Thursday, September 2, 2010

I - It / I - Thou – CREDO CXXIV


We owe Martin Buber, the great Jewish theologian, philosopher and writer, an enormous collective debt! In those four short words, he has summed up the greatest problem of all relationships in the world and offers us the wiser choice.

Buber was a follower of Hasidism and, in fact, wrote about our mutual love, the Baal Shem Tov (see CREDO #117). He believed that you met the sacred in the commonplace and that we can meet the Divine hidden within ourselves and find it in others when you realize that, as I put it, the flame on every wick of Self is the same flame! I suspect that Buber was a joyous individual.

As I understand it, Hasidism in this country, several centuries after the Baal Shem Tov, has undergone a kind of enantiodromia, in that it now has very strict regulations for conforming.

Always remembering that the Latin for “I” is ego (!), it is easy to see how ubiquitous the I-It relationship is.

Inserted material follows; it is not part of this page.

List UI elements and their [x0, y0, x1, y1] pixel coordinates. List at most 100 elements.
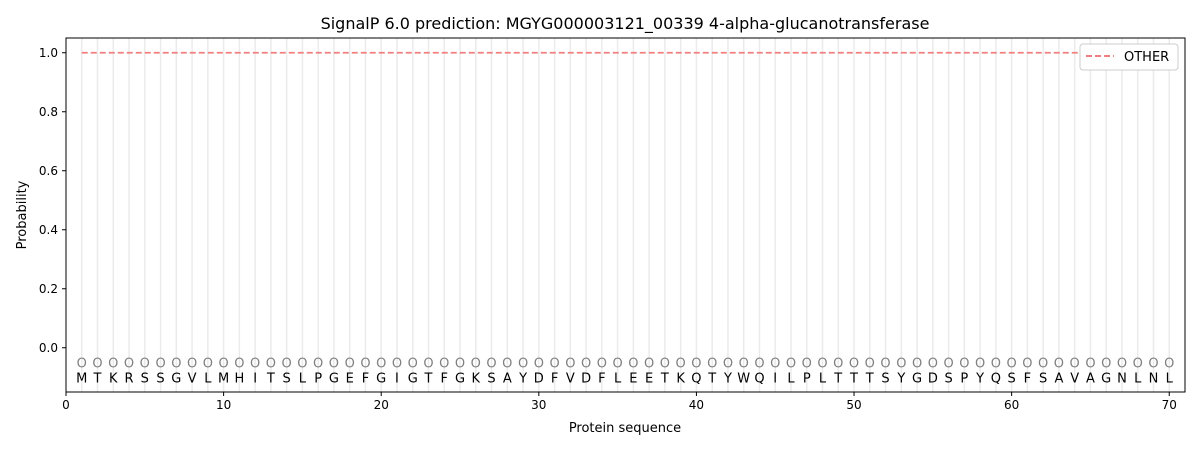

* It is the basis for all murder and wars of today.
* It is the basis in most business and educational relationships: customers, pupils.
* It is the basis in psychiatry and medicine, where patients are “cases” or even reduced to statistics.
* It is the way we perceive the living creatures we eat and animals in general.
* It is the way some of us regard people of other races or the poor.
* It is the attitude of the guy with the gun, thinking “Don’t take this personally, bang! you’re dead!”

Freud placed his patients on a couch. Jung did not. They sat face to face. For him it was always I – Thou, and he even spoke of the psychic space that two people generate, its content becoming the hidden third. Ego and ego meet and invite the recognition of the Spirit implied by the Self. It is as if we are all different lamps but the Light in each is the same Light.

Buber, like the Baal Shem Tov, knew the Joy of Wisdom and the Wisdom of Joy, that true religion was happy and full of delight and love, not just a preoccupation with endless study about definitions or raking one’s soul about guilt. I, for one, when I was eight years old, was indoctrinated with the latter issue in a so-called Christian school in San Remo, Italy, and I spent years feeling guilty. Even today I can feel guilty of not feeling guilty about something!

If you think about it, how careless are we in treating those who casually serve us as “its.” And, yet, each is a human being like yourself, easily comforted by being recognized as a “Thou”!

I may be repeating the story of the breakfast my beloved Walter and I had one early morning at a Hartford Airport hotel. I observed, as the tired salesmen and others went up to the middle-aged cashier, how she greeted each one, without fail, with a friendly comment and a big smile. There was a visible shift in attitude in the shoulders of each customer, as if a silent spark had been transmitted. When it was our turn to pay, I couldn’t resist commenting on my observation. She glowed almost mischievously at being found out! Yes, she admitted, it was her spiritual intent to recognize the human need for recognition. Today, twenty-five years later, I have not forgotten her. Martin Buber would have loved her.

Psychologically, I suppose, when we take the I-it stance, it comes from our unconscious need to feel superior or perhaps the fear that a stranger might otherwise take the Thou as a come-on, especially these days, But a quick smile can do.

As I am old and handicapped, I walk with two tall Scottish cromags (shepherd’s crooks), up our narrow dirt Hupi Road. I wave to each driver who passes, and most of them wave back or even stop to say hello. But a few summer people stare ahead and rush by. One knows right away that these are city people still encapsulated perhaps in the fear of any intimacy, though a crippled old lady shouldn’t really pose a threat! What they miss is that tiny spark transmitted by the briefest of I-Thou.

Theologically, it can be a moment of agape or transpersonal love, now celebrated in many Christian churches post-communion by greeting the ones standing close to you, a nice custom, that came much later in my experience.

It is summarized in Mother Teresa’s creed: I believe in person to person and that God is in everyone. In this Age of Aquarius, the person-to-person is in great danger of getting lost. Even this post is just words magically transmitted by technology!

Any road, as the Scots say.

I sign this
cyber-lovingly, and hope you get the “pook” I send trying to make it Martin Buber’s I-Thou!
ao

1 comment:

Jon said...

Spreading your words, Alice, to my friends everywhere. Thank you SO much!